Caroline Lumley: She said: “My objective as trustee over the last three years has been to use my marketing experience to make Hungerford’s Town Hall and Corn Exchange a more vibrant venue for the town and its inhabitants.
“You will have noticed many extra exciting events for our town, both inside and outside of the building, which are not only highly enjoyable, but help to promote business for our local shops, restaurants, hotels and pubs.
“I would be delighted to be voted in as a trustee of the Town and Manor for a second term to continue to support this very special building.”
Bruce Mayhew: Constable for four years and a trustee for 25 years, he said: “I’ve lived in the High Street for 40 years and sit on the Commons, the Fishery and the Buildings committees and love our town and am passionate about preserving its character and especially see the role of the Town and Manor as part of a progressive and vibrant town.”

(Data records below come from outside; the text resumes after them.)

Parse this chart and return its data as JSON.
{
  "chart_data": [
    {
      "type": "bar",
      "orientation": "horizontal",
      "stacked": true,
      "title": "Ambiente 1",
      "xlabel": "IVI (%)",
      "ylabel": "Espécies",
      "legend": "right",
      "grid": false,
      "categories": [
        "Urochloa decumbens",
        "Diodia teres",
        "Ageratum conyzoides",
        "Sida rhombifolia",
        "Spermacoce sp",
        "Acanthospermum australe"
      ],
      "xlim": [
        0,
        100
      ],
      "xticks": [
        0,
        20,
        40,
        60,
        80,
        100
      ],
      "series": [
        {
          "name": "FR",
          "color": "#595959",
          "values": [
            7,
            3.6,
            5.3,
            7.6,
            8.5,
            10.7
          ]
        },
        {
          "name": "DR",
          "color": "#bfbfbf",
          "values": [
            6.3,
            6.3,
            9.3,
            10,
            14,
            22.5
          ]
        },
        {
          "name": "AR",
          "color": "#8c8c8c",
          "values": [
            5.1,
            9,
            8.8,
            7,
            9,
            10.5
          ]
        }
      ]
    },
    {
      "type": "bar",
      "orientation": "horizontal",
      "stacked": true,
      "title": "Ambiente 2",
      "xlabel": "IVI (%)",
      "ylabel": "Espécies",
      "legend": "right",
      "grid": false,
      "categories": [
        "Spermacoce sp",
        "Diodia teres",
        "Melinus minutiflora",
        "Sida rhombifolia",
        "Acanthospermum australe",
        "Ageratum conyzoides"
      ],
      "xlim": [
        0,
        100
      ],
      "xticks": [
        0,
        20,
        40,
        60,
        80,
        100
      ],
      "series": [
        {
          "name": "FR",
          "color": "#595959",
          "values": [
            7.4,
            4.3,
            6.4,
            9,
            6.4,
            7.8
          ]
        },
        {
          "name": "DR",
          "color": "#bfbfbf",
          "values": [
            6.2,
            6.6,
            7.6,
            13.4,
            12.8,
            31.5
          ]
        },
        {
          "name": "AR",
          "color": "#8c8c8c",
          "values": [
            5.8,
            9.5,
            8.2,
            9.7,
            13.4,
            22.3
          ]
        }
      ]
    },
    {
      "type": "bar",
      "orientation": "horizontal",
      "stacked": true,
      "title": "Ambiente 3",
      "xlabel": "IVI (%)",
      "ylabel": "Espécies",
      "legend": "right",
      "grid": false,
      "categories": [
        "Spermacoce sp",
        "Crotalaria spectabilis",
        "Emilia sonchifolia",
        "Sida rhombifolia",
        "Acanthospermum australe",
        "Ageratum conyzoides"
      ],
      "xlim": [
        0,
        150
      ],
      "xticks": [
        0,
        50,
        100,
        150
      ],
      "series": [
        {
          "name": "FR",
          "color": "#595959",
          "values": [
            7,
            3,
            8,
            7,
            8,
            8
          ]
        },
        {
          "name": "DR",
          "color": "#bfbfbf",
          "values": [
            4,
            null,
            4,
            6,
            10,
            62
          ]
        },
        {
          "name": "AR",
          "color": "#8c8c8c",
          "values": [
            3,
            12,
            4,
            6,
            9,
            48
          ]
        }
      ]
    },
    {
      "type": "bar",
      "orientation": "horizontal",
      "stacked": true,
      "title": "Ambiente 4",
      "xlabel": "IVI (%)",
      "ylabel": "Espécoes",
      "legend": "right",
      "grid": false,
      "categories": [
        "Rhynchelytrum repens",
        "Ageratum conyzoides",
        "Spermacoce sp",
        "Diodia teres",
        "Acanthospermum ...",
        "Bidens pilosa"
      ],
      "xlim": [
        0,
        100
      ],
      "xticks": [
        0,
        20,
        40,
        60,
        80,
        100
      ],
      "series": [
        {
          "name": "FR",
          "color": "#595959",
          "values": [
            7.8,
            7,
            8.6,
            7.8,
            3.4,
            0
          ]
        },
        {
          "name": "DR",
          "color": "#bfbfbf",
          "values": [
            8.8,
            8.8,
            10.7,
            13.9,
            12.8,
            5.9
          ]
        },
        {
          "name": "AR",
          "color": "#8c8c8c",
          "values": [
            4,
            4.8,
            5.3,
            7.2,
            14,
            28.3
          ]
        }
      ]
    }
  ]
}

Tyrell Bossom: A trustee since he was Constable in 2000; currently head of finance using his skills as a trained accountant. He said: “You may also know me as a retired local postman, behind the counter in my shop Crown Needlework and occasionally treading the boards in the Town Show.

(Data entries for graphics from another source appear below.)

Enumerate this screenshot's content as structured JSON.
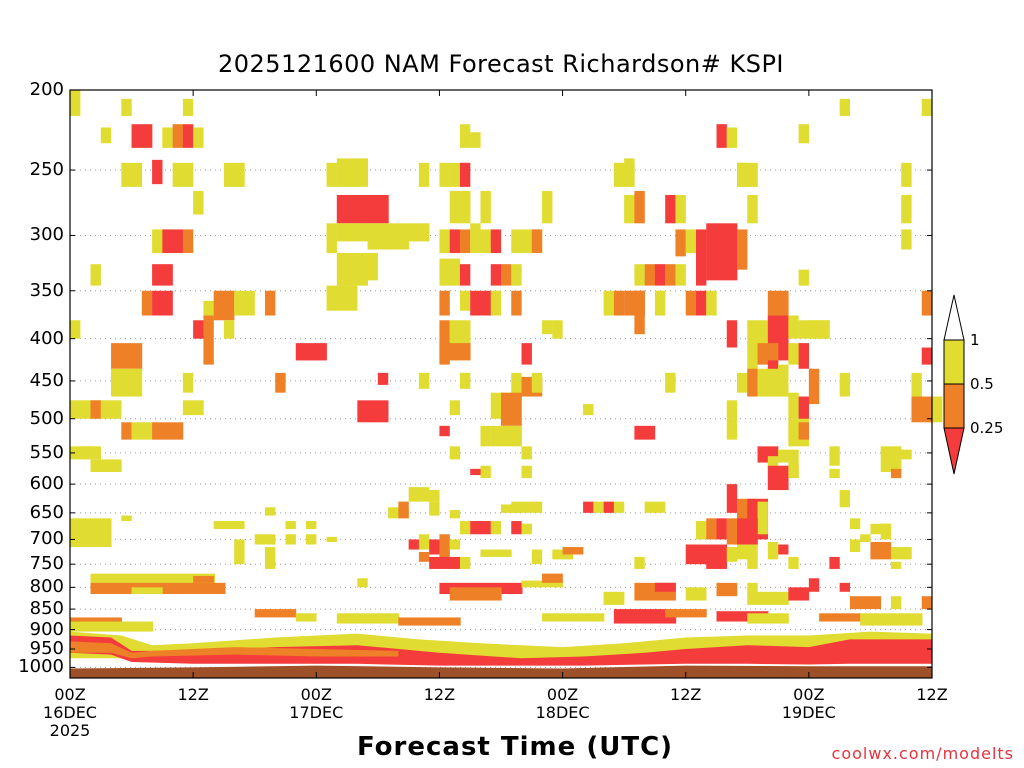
{
  "title": "2025121600 NAM Forecast Richardson# KSPI",
  "xlabel": "Forecast Time (UTC)",
  "credit": "coolwx.com/modelts",
  "colors": {
    "yellow": "#e0dc32",
    "orange": "#ee8028",
    "red": "#f43c3c",
    "ground": "#9e5028",
    "background": "#ffffff"
  },
  "chart_data": {
    "type": "heatmap",
    "title": "2025121600 NAM Forecast Richardson# KSPI",
    "xlabel": "Forecast Time (UTC)",
    "ylabel": "",
    "x_range_hours": [
      0,
      84
    ],
    "ylim": [
      1030,
      200
    ],
    "y_ticks": [
      {
        "value": 200,
        "label": "200"
      },
      {
        "value": 250,
        "label": "250"
      },
      {
        "value": 300,
        "label": "300"
      },
      {
        "value": 350,
        "label": "350"
      },
      {
        "value": 400,
        "label": "400"
      },
      {
        "value": 450,
        "label": "450"
      },
      {
        "value": 500,
        "label": "500"
      },
      {
        "value": 550,
        "label": "550"
      },
      {
        "value": 600,
        "label": "600"
      },
      {
        "value": 650,
        "label": "650"
      },
      {
        "value": 700,
        "label": "700"
      },
      {
        "value": 750,
        "label": "750"
      },
      {
        "value": 800,
        "label": "800"
      },
      {
        "value": 850,
        "label": "850"
      },
      {
        "value": 900,
        "label": "900"
      },
      {
        "value": 950,
        "label": "950"
      },
      {
        "value": 1000,
        "label": "1000"
      }
    ],
    "x_ticks": [
      {
        "hour": 0,
        "label": "00Z",
        "sub": "16DEC",
        "year": "2025"
      },
      {
        "hour": 12,
        "label": "12Z",
        "sub": "",
        "year": ""
      },
      {
        "hour": 24,
        "label": "00Z",
        "sub": "17DEC",
        "year": ""
      },
      {
        "hour": 36,
        "label": "12Z",
        "sub": "",
        "year": ""
      },
      {
        "hour": 48,
        "label": "00Z",
        "sub": "18DEC",
        "year": ""
      },
      {
        "hour": 60,
        "label": "12Z",
        "sub": "",
        "year": ""
      },
      {
        "hour": 72,
        "label": "00Z",
        "sub": "19DEC",
        "year": ""
      },
      {
        "hour": 84,
        "label": "12Z",
        "sub": "",
        "year": ""
      }
    ],
    "legend": {
      "placement": "right",
      "classes": [
        {
          "color": "#e0dc32",
          "range": [
            0.5,
            1
          ]
        },
        {
          "color": "#ee8028",
          "range": [
            0.25,
            0.5
          ]
        },
        {
          "color": "#f43c3c",
          "range": [
            null,
            0.25
          ]
        }
      ],
      "labels": [
        "1",
        "0.5",
        "0.25"
      ]
    },
    "grid": "dotted horizontal at labeled pressure levels"
  }
}
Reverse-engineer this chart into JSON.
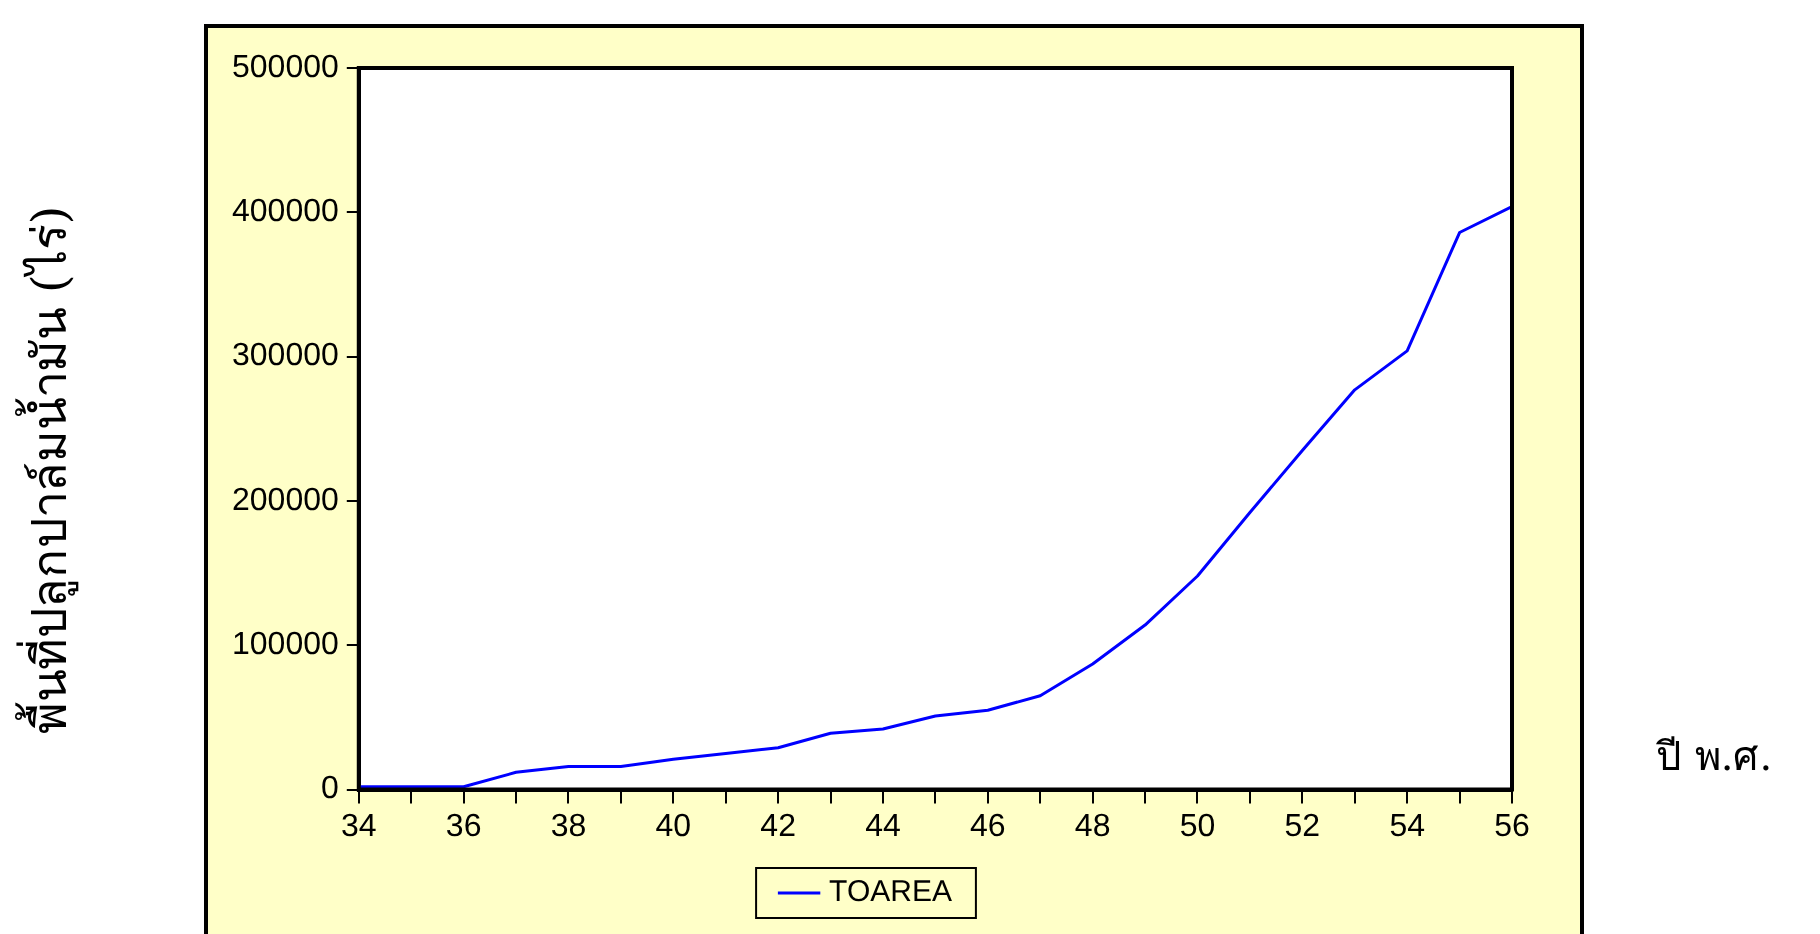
{
  "chart_data": {
    "type": "line",
    "xlabel": "ปี พ.ศ.",
    "ylabel": "พื้นที่ปลูกปาล์มน้ำมัน (ไร่)",
    "x": [
      34,
      35,
      36,
      37,
      38,
      39,
      40,
      41,
      42,
      43,
      44,
      45,
      46,
      47,
      48,
      49,
      50,
      51,
      52,
      53,
      54,
      55,
      56
    ],
    "series": [
      {
        "name": "TOAREA",
        "color": "#0000ff",
        "values": [
          2000,
          2000,
          2000,
          12000,
          16000,
          16000,
          21000,
          25000,
          29000,
          39000,
          42000,
          51000,
          55000,
          65000,
          87000,
          114000,
          148000,
          192000,
          235000,
          277000,
          304000,
          386000,
          404000
        ]
      }
    ],
    "xlim": [
      34,
      56
    ],
    "xticks": [
      34,
      {
        "value": 35,
        "label": null
      },
      36,
      {
        "value": 37,
        "label": null
      },
      38,
      {
        "value": 39,
        "label": null
      },
      40,
      {
        "value": 41,
        "label": null
      },
      42,
      {
        "value": 43,
        "label": null
      },
      44,
      {
        "value": 45,
        "label": null
      },
      46,
      {
        "value": 47,
        "label": null
      },
      48,
      {
        "value": 49,
        "label": null
      },
      50,
      {
        "value": 51,
        "label": null
      },
      52,
      {
        "value": 53,
        "label": null
      },
      54,
      {
        "value": 55,
        "label": null
      },
      56
    ],
    "ylim": [
      0,
      500000
    ],
    "yticks": [
      0,
      100000,
      200000,
      300000,
      400000,
      500000
    ],
    "grid": false,
    "legend": "bottom",
    "marker": "none",
    "line_style": "solid"
  }
}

“I hope to be able to carry on being part of the team which enables the Town and Manor to manage the common lands, the Town Hall and still make donations to various Hungerford organisations.
Peter Joseph: He said: “I am standing for the position of trustee for the Town and Manor of Hungerford to ensure that we continue to manage and protect the charity’s assets including the Common, Freeman’s Marsh and the Town Hall for the benefit of the community of Hungerford.
“As a long-standing resident, and former Hungerford Fishery manager for over five years, I understand the importance of the work the charity does, and I believe I can bring my experience in marketing, communications, IT and business to help with the smooth running of the charity, enabling it to meet its goals in supporting the town and community of Hungerford.”
Barbara Barr: She said: “My family has resided in Hungerford since the 1880s and I am proud to be called a Hungerfordian.
“I taught at the John O’Gaunt School for 27 years and when I retired I wanted to give something back to the town.
“I have been fortunate to have been elected a trustee and have also served as Constable of the Town and Manor for three years.
“As a current trustee, I strive to maintain and improve the Town and Manor Charity for the benefits of the present and future inhabitants of Hungerford. I therefore, ask for you for your continued support.”
Greg Furr: He said: “Aided by over 40 years’ experience in business I have been associated with the Town and Manor of Hungerford for 15 years, including three years as Constable and chairman of the trustees.
“I believe it’s important to support the unique traditions of Hungerford and to ensure that the commoners’ assets are protected and maintained for the benefit of the town.”
Jonathan Welfare: He said: “I would very much wish to be able to contribute such skills and experience as I have to the government of the Town and Manor and to the community in which I live.
“These include over 40 years as a trustee of many charities; also direct experience of estate management; restoration and commercial management of historic buildings; conservation of natural habitats, financial and investment management. A committee member of Hungerford Historical Association for many years and until recently a commoner.”
Fiona Hobson: Comes from a local family with a long-standing history of service to Hungerford and, in particular, to the Town and Manor of Hungerford.
She said: “I’m involved in community events, Chamber of Commerce, Town Team Hungerford and I am the present secretary of Hungerford United Reformed Church. I would welcome the opportunity to represent the community as a trustee of the Town and Manor, particularly to encourage the younger generation to appreciate our heritage and protect our unique environment.”